23When Jesus entered the temple, the chief priests and the elders of the people came to him as he was teaching, and said, “By what authority are you doing these things, and who gave you this authority?” 24Jesus said to them, “I will also ask you one question; if you tell me the answer, then I will also tell you by what authority I do these things. 25Did the baptism of John come from heaven, or was it of human origin?” And they argued with one another, “If we say, ‘From heaven,’ he will say to us, ‘Why then did you not believe him?’ 26But if we say, ‘Of human origin,’ we are afraid of the crowd, for all regard John as a prophet.” 27So they answered Jesus, “We do not know.” And he said to them, “Neither will I tell you by what authority I am doing these things. 28What do you think? A man had two sons; he went to the first and said, ‘Son, go and work in the vineyard today.’ 29He answered, ‘I will not’; but later he changed his mind and went. 30The father went to the second and said the same; and he answered, ‘I go sir’; but he did not go. 31Which of the two did the will of his father?” They said, “The first.” Jesus said to them, “Truly I tell you, the tax collectors and the prostitutes are going into the kingdom of God ahead of you. 32For John came to you in the way of righteousness and you did not believe in him, but the tax collectors and the prostitutes believed in him; and even after you saw it, you did not change your minds and believe him.”
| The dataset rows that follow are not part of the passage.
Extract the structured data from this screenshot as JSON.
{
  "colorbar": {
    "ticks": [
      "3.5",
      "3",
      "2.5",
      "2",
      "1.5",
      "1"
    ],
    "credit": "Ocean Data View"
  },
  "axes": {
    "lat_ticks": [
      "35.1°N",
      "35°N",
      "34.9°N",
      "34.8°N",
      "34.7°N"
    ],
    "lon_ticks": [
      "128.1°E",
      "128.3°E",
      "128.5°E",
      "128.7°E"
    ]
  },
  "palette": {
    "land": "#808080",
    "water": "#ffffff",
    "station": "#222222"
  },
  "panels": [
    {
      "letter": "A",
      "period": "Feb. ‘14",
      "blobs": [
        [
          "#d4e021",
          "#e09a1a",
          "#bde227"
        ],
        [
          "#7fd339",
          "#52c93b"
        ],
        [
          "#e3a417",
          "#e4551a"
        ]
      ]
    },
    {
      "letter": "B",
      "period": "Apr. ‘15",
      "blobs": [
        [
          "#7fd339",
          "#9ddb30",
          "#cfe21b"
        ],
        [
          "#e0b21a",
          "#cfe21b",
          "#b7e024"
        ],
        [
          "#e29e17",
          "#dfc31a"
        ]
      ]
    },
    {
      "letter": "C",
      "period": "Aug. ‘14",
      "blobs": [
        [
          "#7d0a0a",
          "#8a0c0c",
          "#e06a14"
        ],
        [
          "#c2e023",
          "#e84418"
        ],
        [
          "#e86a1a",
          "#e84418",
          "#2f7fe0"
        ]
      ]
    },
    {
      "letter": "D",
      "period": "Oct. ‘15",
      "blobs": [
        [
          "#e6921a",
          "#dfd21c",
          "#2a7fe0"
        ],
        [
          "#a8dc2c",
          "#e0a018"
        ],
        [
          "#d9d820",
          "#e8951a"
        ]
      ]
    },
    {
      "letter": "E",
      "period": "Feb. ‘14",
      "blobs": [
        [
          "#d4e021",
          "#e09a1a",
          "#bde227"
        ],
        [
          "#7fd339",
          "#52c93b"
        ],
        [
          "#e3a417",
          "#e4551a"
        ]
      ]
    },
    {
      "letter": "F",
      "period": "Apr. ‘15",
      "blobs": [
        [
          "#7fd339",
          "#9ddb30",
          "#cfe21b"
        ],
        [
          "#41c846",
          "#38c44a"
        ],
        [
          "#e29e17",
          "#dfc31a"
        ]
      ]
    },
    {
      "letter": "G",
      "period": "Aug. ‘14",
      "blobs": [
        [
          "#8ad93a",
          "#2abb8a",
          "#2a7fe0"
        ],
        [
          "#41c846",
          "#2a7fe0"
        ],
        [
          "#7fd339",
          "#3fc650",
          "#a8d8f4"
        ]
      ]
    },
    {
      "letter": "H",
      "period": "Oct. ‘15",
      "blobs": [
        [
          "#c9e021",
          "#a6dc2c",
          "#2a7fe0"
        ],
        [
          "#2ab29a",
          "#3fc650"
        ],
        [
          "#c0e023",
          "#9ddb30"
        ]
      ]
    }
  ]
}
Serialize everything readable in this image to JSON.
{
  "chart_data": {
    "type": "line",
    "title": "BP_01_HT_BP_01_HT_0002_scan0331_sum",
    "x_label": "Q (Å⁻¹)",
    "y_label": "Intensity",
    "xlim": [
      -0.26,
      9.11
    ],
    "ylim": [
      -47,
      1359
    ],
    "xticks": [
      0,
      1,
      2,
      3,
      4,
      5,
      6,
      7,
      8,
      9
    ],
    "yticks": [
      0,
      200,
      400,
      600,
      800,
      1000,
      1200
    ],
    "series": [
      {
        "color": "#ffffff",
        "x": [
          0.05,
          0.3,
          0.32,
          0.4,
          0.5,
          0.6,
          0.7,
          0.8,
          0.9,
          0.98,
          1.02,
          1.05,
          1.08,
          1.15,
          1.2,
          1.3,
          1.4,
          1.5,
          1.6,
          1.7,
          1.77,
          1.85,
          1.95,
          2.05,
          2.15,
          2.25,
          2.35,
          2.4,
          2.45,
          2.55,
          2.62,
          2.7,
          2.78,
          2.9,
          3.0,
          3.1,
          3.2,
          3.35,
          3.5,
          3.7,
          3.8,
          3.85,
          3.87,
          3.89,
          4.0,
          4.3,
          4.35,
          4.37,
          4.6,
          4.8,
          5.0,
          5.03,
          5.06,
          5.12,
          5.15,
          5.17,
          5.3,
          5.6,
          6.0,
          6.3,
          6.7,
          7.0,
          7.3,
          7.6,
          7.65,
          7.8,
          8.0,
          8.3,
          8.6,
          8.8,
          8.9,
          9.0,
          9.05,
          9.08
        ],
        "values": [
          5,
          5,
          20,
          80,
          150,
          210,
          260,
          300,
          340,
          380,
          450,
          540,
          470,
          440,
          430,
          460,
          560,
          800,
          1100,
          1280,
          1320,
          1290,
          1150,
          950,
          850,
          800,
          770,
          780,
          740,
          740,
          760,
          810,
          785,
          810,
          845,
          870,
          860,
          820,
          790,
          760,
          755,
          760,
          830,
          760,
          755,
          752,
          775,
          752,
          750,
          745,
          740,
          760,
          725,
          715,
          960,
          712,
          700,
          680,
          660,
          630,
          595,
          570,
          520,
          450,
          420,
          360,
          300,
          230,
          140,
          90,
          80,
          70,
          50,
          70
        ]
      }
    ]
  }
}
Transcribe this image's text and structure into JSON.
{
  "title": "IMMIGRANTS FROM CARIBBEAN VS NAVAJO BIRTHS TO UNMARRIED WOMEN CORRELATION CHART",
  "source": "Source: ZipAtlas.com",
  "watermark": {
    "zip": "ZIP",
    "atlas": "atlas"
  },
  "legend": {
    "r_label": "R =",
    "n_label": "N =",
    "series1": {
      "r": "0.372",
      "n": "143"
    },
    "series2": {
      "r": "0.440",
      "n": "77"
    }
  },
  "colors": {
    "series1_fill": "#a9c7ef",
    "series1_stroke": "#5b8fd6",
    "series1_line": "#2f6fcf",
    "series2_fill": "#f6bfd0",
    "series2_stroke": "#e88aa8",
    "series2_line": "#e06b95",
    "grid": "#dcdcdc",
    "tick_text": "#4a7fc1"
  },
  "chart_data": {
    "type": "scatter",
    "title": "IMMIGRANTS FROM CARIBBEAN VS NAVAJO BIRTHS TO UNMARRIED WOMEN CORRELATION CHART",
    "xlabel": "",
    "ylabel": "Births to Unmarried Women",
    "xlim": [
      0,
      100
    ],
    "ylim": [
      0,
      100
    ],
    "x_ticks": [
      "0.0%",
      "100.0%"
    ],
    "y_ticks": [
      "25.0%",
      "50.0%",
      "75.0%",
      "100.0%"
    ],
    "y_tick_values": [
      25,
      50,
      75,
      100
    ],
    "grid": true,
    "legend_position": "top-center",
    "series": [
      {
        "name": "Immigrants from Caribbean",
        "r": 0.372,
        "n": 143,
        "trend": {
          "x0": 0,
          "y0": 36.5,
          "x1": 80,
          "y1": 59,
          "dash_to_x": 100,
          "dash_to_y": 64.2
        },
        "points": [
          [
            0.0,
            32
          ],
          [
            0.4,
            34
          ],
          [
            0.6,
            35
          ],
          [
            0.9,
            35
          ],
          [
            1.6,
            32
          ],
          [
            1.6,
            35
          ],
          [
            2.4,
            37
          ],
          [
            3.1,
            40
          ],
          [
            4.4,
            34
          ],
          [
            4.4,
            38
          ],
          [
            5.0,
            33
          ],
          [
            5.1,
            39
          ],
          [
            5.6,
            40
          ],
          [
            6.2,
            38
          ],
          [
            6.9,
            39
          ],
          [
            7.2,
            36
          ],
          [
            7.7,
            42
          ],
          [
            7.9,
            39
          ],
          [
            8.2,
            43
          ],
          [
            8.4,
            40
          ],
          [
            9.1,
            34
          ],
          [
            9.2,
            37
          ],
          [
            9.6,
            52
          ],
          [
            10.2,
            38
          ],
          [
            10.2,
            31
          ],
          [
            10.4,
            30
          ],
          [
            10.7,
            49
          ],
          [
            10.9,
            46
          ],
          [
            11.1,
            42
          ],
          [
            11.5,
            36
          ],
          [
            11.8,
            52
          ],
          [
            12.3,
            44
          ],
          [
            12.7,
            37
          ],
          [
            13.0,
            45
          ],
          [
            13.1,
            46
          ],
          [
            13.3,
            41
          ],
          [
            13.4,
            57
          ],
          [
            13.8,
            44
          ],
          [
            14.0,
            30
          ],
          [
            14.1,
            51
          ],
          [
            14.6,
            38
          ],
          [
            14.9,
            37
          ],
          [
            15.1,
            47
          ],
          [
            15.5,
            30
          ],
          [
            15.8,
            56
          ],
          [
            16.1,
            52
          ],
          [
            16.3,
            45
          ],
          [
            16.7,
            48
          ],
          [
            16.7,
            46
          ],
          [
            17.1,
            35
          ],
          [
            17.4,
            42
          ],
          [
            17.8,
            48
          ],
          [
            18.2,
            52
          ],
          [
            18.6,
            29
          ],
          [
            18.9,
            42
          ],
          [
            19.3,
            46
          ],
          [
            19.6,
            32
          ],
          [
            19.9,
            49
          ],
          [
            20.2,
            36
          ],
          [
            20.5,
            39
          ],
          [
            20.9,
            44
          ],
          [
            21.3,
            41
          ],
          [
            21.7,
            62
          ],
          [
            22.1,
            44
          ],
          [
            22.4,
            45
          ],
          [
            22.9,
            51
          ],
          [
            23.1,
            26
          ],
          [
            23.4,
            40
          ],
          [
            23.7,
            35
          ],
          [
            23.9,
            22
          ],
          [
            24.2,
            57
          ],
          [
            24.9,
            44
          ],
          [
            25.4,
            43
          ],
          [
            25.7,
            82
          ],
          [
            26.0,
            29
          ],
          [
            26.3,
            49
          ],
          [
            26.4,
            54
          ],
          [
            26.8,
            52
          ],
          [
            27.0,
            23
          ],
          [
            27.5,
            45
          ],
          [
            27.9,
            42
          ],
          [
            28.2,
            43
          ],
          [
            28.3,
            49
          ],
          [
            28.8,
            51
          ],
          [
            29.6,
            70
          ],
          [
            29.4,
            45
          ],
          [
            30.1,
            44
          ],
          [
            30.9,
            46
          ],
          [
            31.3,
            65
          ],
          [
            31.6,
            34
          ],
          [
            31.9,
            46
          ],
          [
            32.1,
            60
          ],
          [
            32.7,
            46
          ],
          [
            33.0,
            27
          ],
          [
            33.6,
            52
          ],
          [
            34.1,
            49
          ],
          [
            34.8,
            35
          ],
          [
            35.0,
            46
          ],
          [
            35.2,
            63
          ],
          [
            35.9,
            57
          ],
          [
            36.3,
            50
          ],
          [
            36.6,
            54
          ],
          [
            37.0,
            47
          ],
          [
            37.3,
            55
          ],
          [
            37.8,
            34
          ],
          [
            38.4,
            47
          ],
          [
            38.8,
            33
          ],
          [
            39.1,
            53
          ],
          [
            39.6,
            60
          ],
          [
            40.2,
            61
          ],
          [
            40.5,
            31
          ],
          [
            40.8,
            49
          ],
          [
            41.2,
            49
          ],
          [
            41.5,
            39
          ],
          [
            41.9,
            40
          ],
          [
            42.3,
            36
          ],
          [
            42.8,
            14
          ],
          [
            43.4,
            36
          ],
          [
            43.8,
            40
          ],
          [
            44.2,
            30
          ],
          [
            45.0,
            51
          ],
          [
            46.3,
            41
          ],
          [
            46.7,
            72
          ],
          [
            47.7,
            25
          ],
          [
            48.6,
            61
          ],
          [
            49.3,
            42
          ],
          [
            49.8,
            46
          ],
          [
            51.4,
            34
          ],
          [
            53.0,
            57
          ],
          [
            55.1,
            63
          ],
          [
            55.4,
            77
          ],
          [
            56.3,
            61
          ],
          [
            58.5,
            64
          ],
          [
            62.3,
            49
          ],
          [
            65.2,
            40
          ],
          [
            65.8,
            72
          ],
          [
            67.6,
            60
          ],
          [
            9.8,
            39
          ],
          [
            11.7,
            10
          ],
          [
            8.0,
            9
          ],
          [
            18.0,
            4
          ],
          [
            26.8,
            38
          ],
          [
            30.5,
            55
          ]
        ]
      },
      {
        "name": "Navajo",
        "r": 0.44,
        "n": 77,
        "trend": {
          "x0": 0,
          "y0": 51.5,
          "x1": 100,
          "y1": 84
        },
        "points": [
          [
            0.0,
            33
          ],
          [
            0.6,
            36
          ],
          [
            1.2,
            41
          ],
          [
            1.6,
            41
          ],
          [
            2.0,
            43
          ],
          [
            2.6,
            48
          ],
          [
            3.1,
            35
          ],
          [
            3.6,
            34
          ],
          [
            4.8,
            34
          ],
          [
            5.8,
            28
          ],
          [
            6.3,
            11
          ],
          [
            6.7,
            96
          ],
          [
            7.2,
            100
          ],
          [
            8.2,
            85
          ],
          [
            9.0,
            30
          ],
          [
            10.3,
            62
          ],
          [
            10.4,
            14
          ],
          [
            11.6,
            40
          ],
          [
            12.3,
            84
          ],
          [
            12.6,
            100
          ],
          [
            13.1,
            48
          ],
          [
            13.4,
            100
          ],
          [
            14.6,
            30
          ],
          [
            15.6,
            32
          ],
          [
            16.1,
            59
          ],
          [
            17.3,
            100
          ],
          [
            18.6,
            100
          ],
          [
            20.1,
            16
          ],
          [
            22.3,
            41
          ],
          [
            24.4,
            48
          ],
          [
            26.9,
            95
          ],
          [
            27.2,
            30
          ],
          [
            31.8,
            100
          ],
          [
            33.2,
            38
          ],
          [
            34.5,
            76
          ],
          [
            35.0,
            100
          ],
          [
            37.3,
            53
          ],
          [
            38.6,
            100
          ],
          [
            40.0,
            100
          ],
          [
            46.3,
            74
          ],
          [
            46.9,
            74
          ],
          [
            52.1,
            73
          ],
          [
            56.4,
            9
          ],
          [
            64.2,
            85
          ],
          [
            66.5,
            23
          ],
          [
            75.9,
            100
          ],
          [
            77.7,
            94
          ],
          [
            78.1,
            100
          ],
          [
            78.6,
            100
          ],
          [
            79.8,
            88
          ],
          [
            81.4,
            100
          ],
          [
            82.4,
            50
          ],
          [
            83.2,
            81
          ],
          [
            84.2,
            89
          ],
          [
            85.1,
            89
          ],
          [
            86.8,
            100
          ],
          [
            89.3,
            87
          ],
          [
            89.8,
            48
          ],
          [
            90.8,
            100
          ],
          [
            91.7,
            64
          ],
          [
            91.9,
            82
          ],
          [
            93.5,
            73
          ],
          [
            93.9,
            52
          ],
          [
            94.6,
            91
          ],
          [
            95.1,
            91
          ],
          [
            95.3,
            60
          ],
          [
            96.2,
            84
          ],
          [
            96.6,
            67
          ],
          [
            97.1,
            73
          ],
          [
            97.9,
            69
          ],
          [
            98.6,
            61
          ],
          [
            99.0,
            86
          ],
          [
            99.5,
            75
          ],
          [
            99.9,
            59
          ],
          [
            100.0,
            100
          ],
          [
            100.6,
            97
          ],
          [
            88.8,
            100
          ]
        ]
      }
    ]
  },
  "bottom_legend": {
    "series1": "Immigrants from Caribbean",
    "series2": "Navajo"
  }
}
DIAGNOSIS: Keeping the Old Way

Step 1-Initial Diagnosis: Promise Breakers–Not going (even after saying you will)
When the Father comes looking for those who will do his will, what will he find? More often that not, there will be those who will say one thing but do another. The response of the first son is an outright “no,” so obviously unrighteous that few of us would risk being that wrong. Hence, the response of the second son, “I go sir,” sounds more faithful. But while sounding promising, it is followed up by actions (really, non-actions) that belie going. So also Jesus’ inquisitors give every outward appearance that they are interested in doing the Father’s will, but they cannot give Jesus a straight answer to his counter-question. They give an answer that they think gets them off the hook, leaves them looking OK, but it really doesn’t. We are also prone to that tactic.

Step 2-Advanced Diagnosis: Not changing one’s mind (= not believing)
What they had was an opportunity in Jesus’ question to change their minds (unlike their own question to Jesus, which was only to entrap). But they did not. And why not? Because they were fearful of being incriminated–and not simply by Jesus or by the crowd, but by John’s call to repentance. That would signal that there is something wrong with their lives. So they pass on the opportunity, thinking that thereby they avoid incrimination. So do we, in our unbelief.

Step 3-Final Diagnosis: Not getting
But incrimination is not avoided. And the truth is, they (or we) really couldn’t change their minds, even if they (or we) wanted to. We are locked in to our way of depraved thinking. But that does not make us any less accountable for our failure to change our minds. The final result is that we get locked out as others go into the “kingdom of God ahead of you.”

PROGNOSIS: Gaining a New Way

Step 4-Initial Prognosis: Getting Authorized
The priests and the elders will follow through on their plans to have Jesus crucified, thinking perhaps that that will put the incrimination to rest. It will, but not in the way they could perceive. Jesus has another plan, a cross purpose, in mind for those who are promise-breakers. HIS Promise, even though death, gets kept! His authority is authority over death for all who are locked in the dungeon of being ultimately incriminated for their poor intentions, and even poor showings as God’s children. This Son of the Father sees to it that the incrimination to death is itself put to death, and he has the authority to triumph.

Step 5-Advanced Prognosis: Changing one’s mind (= believing)
We get to cherish Jesus’ unintimidating presence as “authority enough” over any incriminating presences. Even as the text appears to speak of believing “in John,” it is believing that John’s call to repentance is something not to be feared — even for all its incriminating, damning evidence; for Jesus’ cross-purposes are to have us claimed as his righteous ones. And that is something we get to embrace, to believe, to live with a changed heart and mind.

Step 6- Final Prognosis: Promise Keepers–Going (saying “yes,” even after first saying “no”)
What we get to do — note, get to do — is to go about the Father’s business in the vineyard today. Even after we said “no,” even after we had seemingly put ourselves in the Father’s dog-house with our disobedience and unfaithful being, Jesus’ reclaiming of our lives gives us the authority to say “yes” in spite of what we once were. We cling to his promise, we keep his promise, and we keep the promise in the Father’s work today.